There's a lot of problems with "yes". I guess this is rooted in the notion that you so badly want your counterpart to get to "yes" and agree with you. And that it is perceived as conventional wisdom that building "yes momentum" with small asks will get you a "yes" to the eventual big ask. We all get giddy when we hear the magic word, and we forget the defensiveness we feel ourselves when we push people to say it. When we are too pushy you may get what Chris Voss refers to as a "counterfeit yes", which is basically a "yes" someone says to get you to leave them alone, with no intention of actually delivering on the agreed thing. But you got your "yes", so it feels good and your immediate need is satisfied.
Reframing your questions to elicit a "no"
“No” allows individuals to feel in control of the situation. "No" feels likes you aren't commiting to anything. "No" is a safe space with less anxiety. With a "no", your counterpart is more likely to engage. This feels counter-intuitive, because "no" is often seen as failure, as the end of the conversation. Taking what I wrote above and reframing a "no" from a moment of rejection into a moment of protection grants an interesting perspective: Strategically rephrasing our questions to gun for a "no" instead of a "yes" keeps the conversation moving. The "no" creates room for dialogue instead of backing someone into a corner.
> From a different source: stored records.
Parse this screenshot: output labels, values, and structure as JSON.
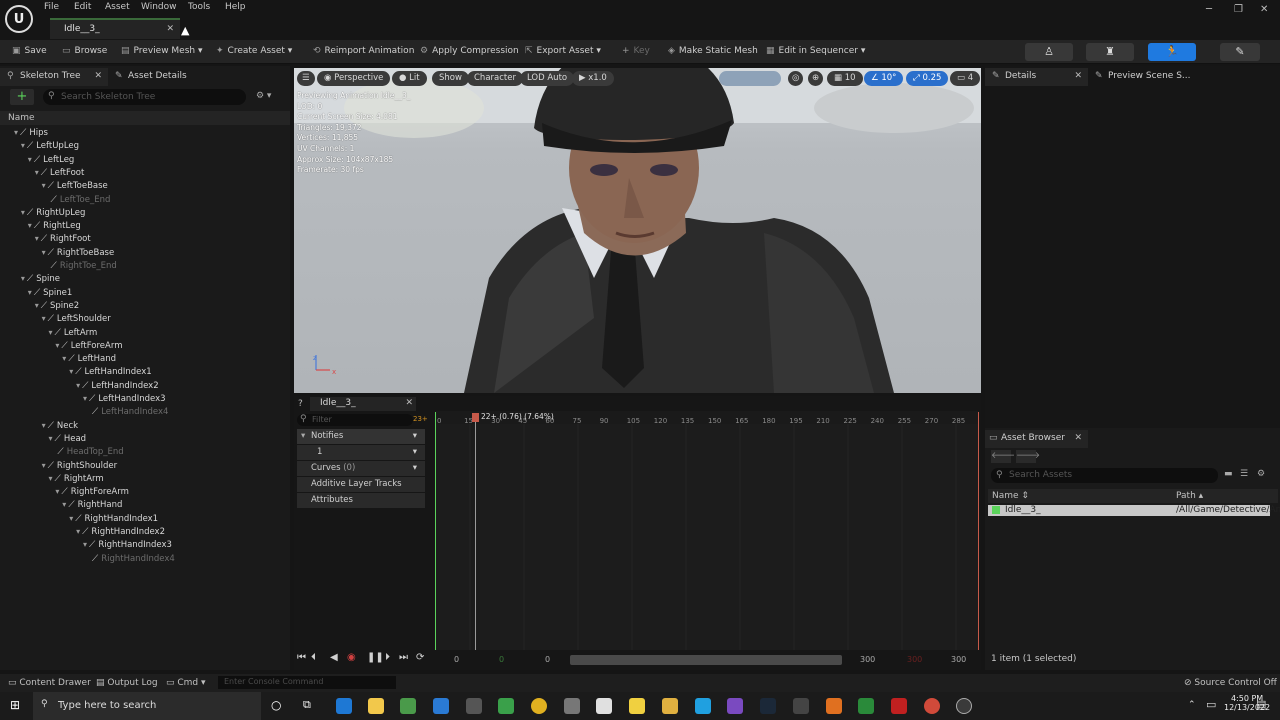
{
  "menu": [
    "File",
    "Edit",
    "Asset",
    "Window",
    "Tools",
    "Help"
  ],
  "document_tab": "Idle__3_",
  "toolbar": {
    "save": "Save",
    "browse": "Browse",
    "preview_mesh": "Preview Mesh",
    "create_asset": "Create Asset",
    "reimport": "Reimport Animation",
    "apply_compression": "Apply Compression",
    "export_asset": "Export Asset",
    "key": "Key",
    "make_static_mesh": "Make Static Mesh",
    "edit_in_sequencer": "Edit in Sequencer"
  },
  "left_panel": {
    "tab1": "Skeleton Tree",
    "tab2": "Asset Details",
    "search_placeholder": "Search Skeleton Tree",
    "column": "Name"
  },
  "bones": [
    {
      "name": "Hips",
      "depth": 0,
      "dim": false
    },
    {
      "name": "LeftUpLeg",
      "depth": 1,
      "dim": false
    },
    {
      "name": "LeftLeg",
      "depth": 2,
      "dim": false
    },
    {
      "name": "LeftFoot",
      "depth": 3,
      "dim": false
    },
    {
      "name": "LeftToeBase",
      "depth": 4,
      "dim": false
    },
    {
      "name": "LeftToe_End",
      "depth": 5,
      "dim": true
    },
    {
      "name": "RightUpLeg",
      "depth": 1,
      "dim": false
    },
    {
      "name": "RightLeg",
      "depth": 2,
      "dim": false
    },
    {
      "name": "RightFoot",
      "depth": 3,
      "dim": false
    },
    {
      "name": "RightToeBase",
      "depth": 4,
      "dim": false
    },
    {
      "name": "RightToe_End",
      "depth": 5,
      "dim": true
    },
    {
      "name": "Spine",
      "depth": 1,
      "dim": false
    },
    {
      "name": "Spine1",
      "depth": 2,
      "dim": false
    },
    {
      "name": "Spine2",
      "depth": 3,
      "dim": false
    },
    {
      "name": "LeftShoulder",
      "depth": 4,
      "dim": false
    },
    {
      "name": "LeftArm",
      "depth": 5,
      "dim": false
    },
    {
      "name": "LeftForeArm",
      "depth": 6,
      "dim": false
    },
    {
      "name": "LeftHand",
      "depth": 7,
      "dim": false
    },
    {
      "name": "LeftHandIndex1",
      "depth": 8,
      "dim": false
    },
    {
      "name": "LeftHandIndex2",
      "depth": 9,
      "dim": false
    },
    {
      "name": "LeftHandIndex3",
      "depth": 10,
      "dim": false
    },
    {
      "name": "LeftHandIndex4",
      "depth": 11,
      "dim": true
    },
    {
      "name": "Neck",
      "depth": 4,
      "dim": false
    },
    {
      "name": "Head",
      "depth": 5,
      "dim": false
    },
    {
      "name": "HeadTop_End",
      "depth": 6,
      "dim": true
    },
    {
      "name": "RightShoulder",
      "depth": 4,
      "dim": false
    },
    {
      "name": "RightArm",
      "depth": 5,
      "dim": false
    },
    {
      "name": "RightForeArm",
      "depth": 6,
      "dim": false
    },
    {
      "name": "RightHand",
      "depth": 7,
      "dim": false
    },
    {
      "name": "RightHandIndex1",
      "depth": 8,
      "dim": false
    },
    {
      "name": "RightHandIndex2",
      "depth": 9,
      "dim": false
    },
    {
      "name": "RightHandIndex3",
      "depth": 10,
      "dim": false
    },
    {
      "name": "RightHandIndex4",
      "depth": 11,
      "dim": true
    }
  ],
  "viewport": {
    "perspective": "Perspective",
    "lit": "Lit",
    "show": "Show",
    "character": "Character",
    "lod": "LOD Auto",
    "speed": "x1.0",
    "grid": "10",
    "angle": "10°",
    "scale": "0.25",
    "cams": "4",
    "stats": [
      "Previewing Animation Idle__3_",
      "LOD: 0",
      "Current Screen Size: 4.081",
      "Triangles: 19,372",
      "Vertices: 11,855",
      "UV Channels: 1",
      "Approx Size: 104x87x185",
      "Framerate: 30 fps"
    ]
  },
  "timeline": {
    "tab": "Idle__3_",
    "filter_placeholder": "Filter",
    "frame_badge": "23+",
    "playhead": "22+ (0.76) (7.64%)",
    "notifies": "Notifies",
    "notify_track": "1",
    "curves": "Curves",
    "curves_count": "(0)",
    "additive": "Additive Layer Tracks",
    "attributes": "Attributes",
    "ticks": [
      "0",
      "15",
      "30",
      "45",
      "60",
      "75",
      "90",
      "105",
      "120",
      "135",
      "150",
      "165",
      "180",
      "195",
      "210",
      "225",
      "240",
      "255",
      "270",
      "285"
    ],
    "start_val": "0",
    "mid_val": "0",
    "range_start": "0",
    "range_end": "300",
    "end_val": "300"
  },
  "right_panel": {
    "tab1": "Details",
    "tab2": "Preview Scene S...",
    "asset_browser": "Asset Browser",
    "search_placeholder": "Search Assets",
    "col_name": "Name",
    "col_path": "Path",
    "asset_name": "Idle__3_",
    "asset_path": "/All/Game/Detective/An",
    "count": "1 item (1 selected)"
  },
  "statusbar": {
    "content_drawer": "Content Drawer",
    "output_log": "Output Log",
    "cmd": "Cmd",
    "console_placeholder": "Enter Console Command",
    "source_control": "Source Control Off"
  },
  "taskbar": {
    "search_placeholder": "Type here to search",
    "time": "4:50 PM",
    "date": "12/13/2022"
  },
  "colors": {
    "accent_blue": "#1f7ae0",
    "track_green": "#5bd35b",
    "playhead": "#c75a4a"
  }
}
Lets go through two examples.
Instead of asking, "Do you agree with this proposal?"- which pressures your counterpart into saying "yes" or appearing uncooperative - you could ask, "Is this proposal completely off the table for you?" It feels much safer for the person to say "no" because it doesn’t lock them into anything. And once they say "no," they’re more likely to explain why it isn’t off the table and what changes would make it more acceptable.
Instead of "Can we schedule a meeting for next week?" you ask, "Would it be ridiculous to meet next week?" The "no" response - "No, it wouldn’t be ridiculous"- moves the conversation forward, without the other side feeling guilted into a "yes."
This isn't a magic trick. If we go a level deeper this is what is important: We shouldn't push for agreement, we should push for understanding and dialogue. A powerful word to foster this is "no". "No" isn't your enemy.